First of all, some environmental information:
+ Titan+Cassandra.
+ Cassandra cluster consists of 6 m1.xlarge EC2 instances
+ Hadoop cluster consists of 6 m2.xlarge EC2 instances
My first job was to simply get all the data into sequence file... g._(). The first problem I solved was in regard to "Message length exceeded" errors and I think most people know the answer to that...add these lines to your faunus.properties file:
cassandra.thrift.framed.size_mb=49
cassandra.thrift.message.max_size_mb=50
It actually took some trial and error to get these settings right. I just kept bumping the size up until the errors disappeared. Not sure if there is a better way to do that or to know the right setting from the outset. I ended up with 256 as the value for both settings given my graph structure.
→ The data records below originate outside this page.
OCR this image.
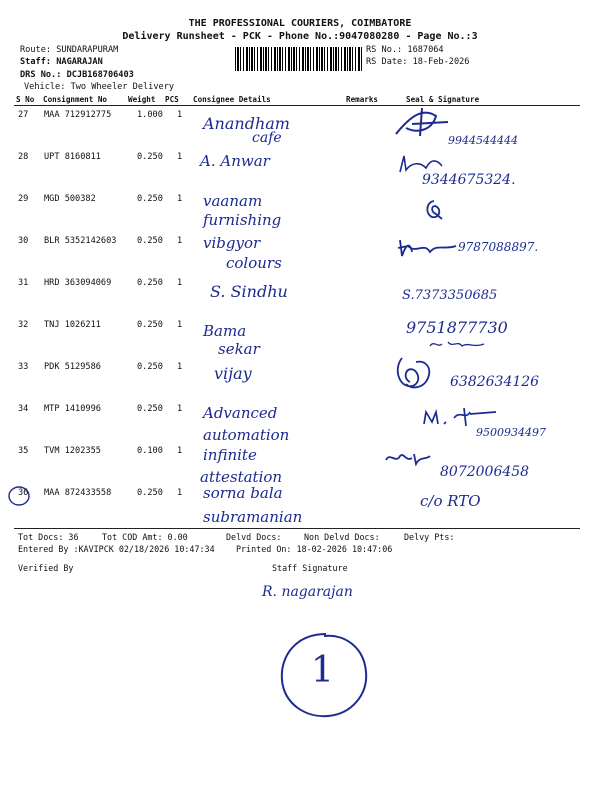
THE PROFESSIONAL COURIERS, COIMBATORE
Delivery Runsheet - PCK - Phone No.:9047080280 - Page No.:3
Route: SUNDARAPURAM
Staff: NAGARAJAN
DRS No.: DCJB168706403
Vehicle: Two Wheeler Delivery
RS No.: 1687064
RS Date: 18-Feb-2026
S No Consignment No	Weight PCS Consignee Details	Remarks	Seal & Signature
27 MAA 712912775	1.000 1 Anandham
cafe	9944544444
28 UPT 8160811	0.250 1 A. Anwar
9344675324.
29 MGD 500382	0.250 1 vaanam
furnishing
30 BLR 5352142603 0.250 1 vibgyor
colours
9787088897.
31 HRD 363094069	0.250 1 S. Sindhu	S.7373350685
32 TNJ 1026211	0.250 1 Bama
sekar
9751877730
33 PDK 5129586	0.250 1 vijay	6382634126
34 MTP 1410996	0.250 1 Advanced
automation	9500934497
35 TVM 1202355	0.100 1 infinite
attestation	8072006458
36 MAA 872433558	0.250 1 sorna bala
subramanian
c/o RTO
Tot Docs: 36	Tot COD Amt: 0.00	Delvd Docs:	Non Delvd Docs:	Delvy Pts:
Entered By :KAVIPCK 02/18/2026 10:47:34	Printed On: 18-02-2026 10:47:06
Verified By	Staff Signature
R. nagarajan
1
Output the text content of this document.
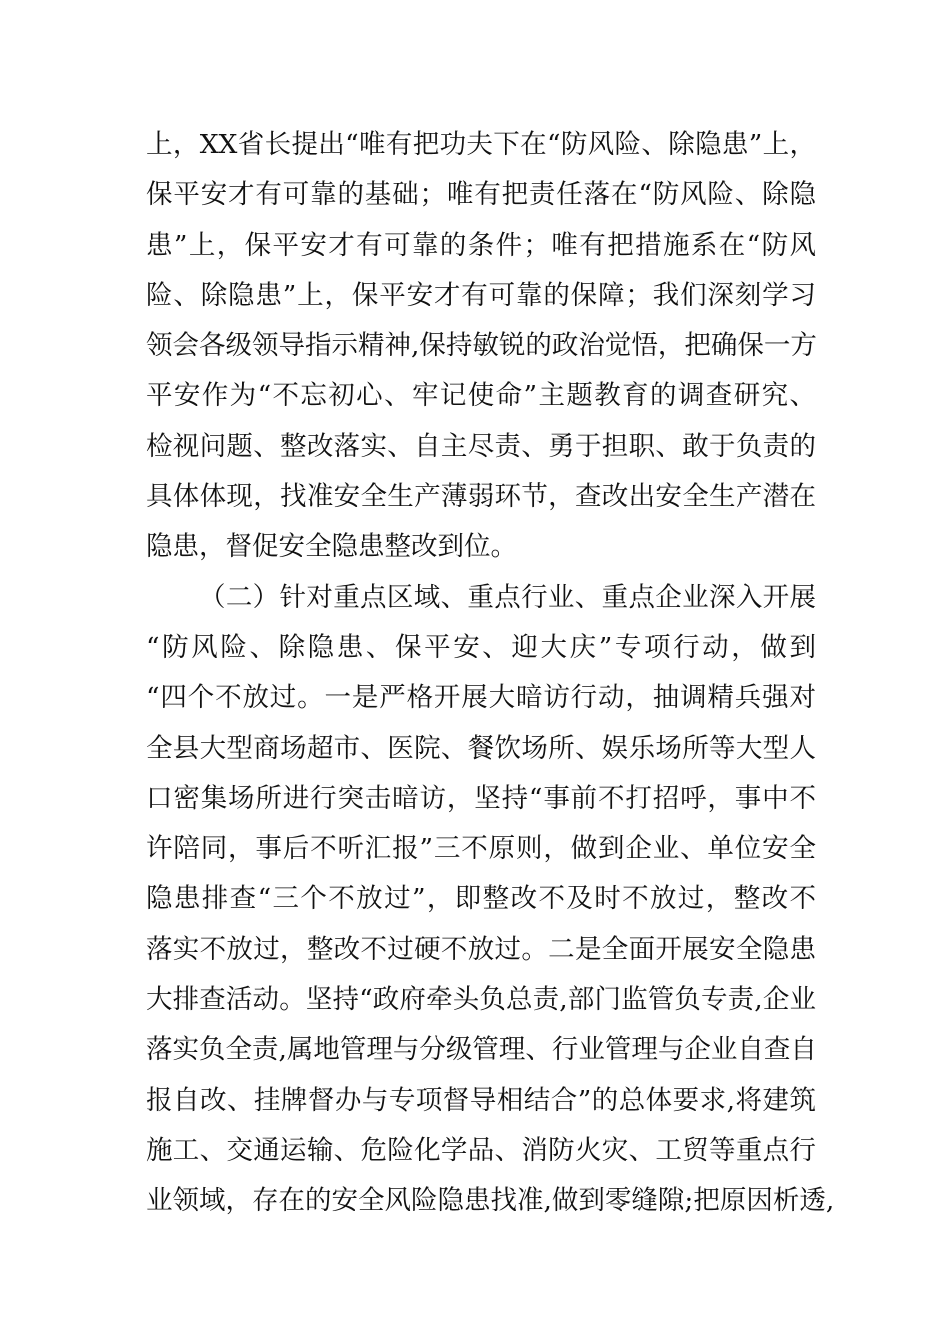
上，XX省长提出“唯有把功夫下在“防风险、除隐患”上，
保平安才有可靠的基础；唯有把责任落在“防风险、除隐
患”上，保平安才有可靠的条件；唯有把措施系在“防风
险、除隐患”上，保平安才有可靠的保障；我们深刻学习
领会各级领导指示精神,保持敏锐的政治觉悟，把确保一方
平安作为“不忘初心、牢记使命”主题教育的调查研究、
检视问题、整改落实、自主尽责、勇于担职、敢于负责的
具体体现，找准安全生产薄弱环节，查改出安全生产潜在
隐患，督促安全隐患整改到位。
（二）针对重点区域、重点行业、重点企业深入开展
“防风险、除隐患、保平安、迎大庆”专项行动，做到
“四个不放过。一是严格开展大暗访行动，抽调精兵强对
全县大型商场超市、医院、餐饮场所、娱乐场所等大型人
口密集场所进行突击暗访，坚持“事前不打招呼，事中不
许陪同，事后不听汇报”三不原则，做到企业、单位安全
隐患排查“三个不放过”，即整改不及时不放过，整改不
落实不放过，整改不过硬不放过。二是全面开展安全隐患
大排查活动。坚持“政府牵头负总责,部门监管负专责,企业
落实负全责,属地管理与分级管理、行业管理与企业自查自
报自改、挂牌督办与专项督导相结合”的总体要求,将建筑
施工、交通运输、危险化学品、消防火灾、工贸等重点行
业领域，存在的安全风险隐患找准,做到零缝隙;把原因析透,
The next error message I dealt with was: "TitanException: Could not connect to Cassandra to read partitioner information. Please check the connection". In this case, I fixed that by changing from "cassandrathrift" to:
faunus.graph.input.titan.storage.backend=cassandra
I can never remember which one of those works best in EC2. Always feels like I guess wrong, no matter which I pick first, but in this case "cassandra" was the answer.
Then I started to blow the heap getting "GC limited exceeded" and OutOfMemoryError exceptions. I edited my faunus.properties file as follows:
mapred.map.child.java.opts=-Xmx6144M
The m2.xlarge are memory optimized and have 17G of RAM. Given two mappers per node, I figured 6G was ok to spare to each mapper.
Then I started to get timeout exceptions when connecting to Cassandra (usually happened a good way into the job i was executing). I fixed that with:
cassandra.range.batch.size=256
The default for that value is 4096. If anyone can share why the 4096 number was too high, I'd like to know the reason.
Anyway, since those changes went into play, I've not had any problems executing my Faunus jobs. Hope this helps someone out in the future...even if that person is just me :)
Stephen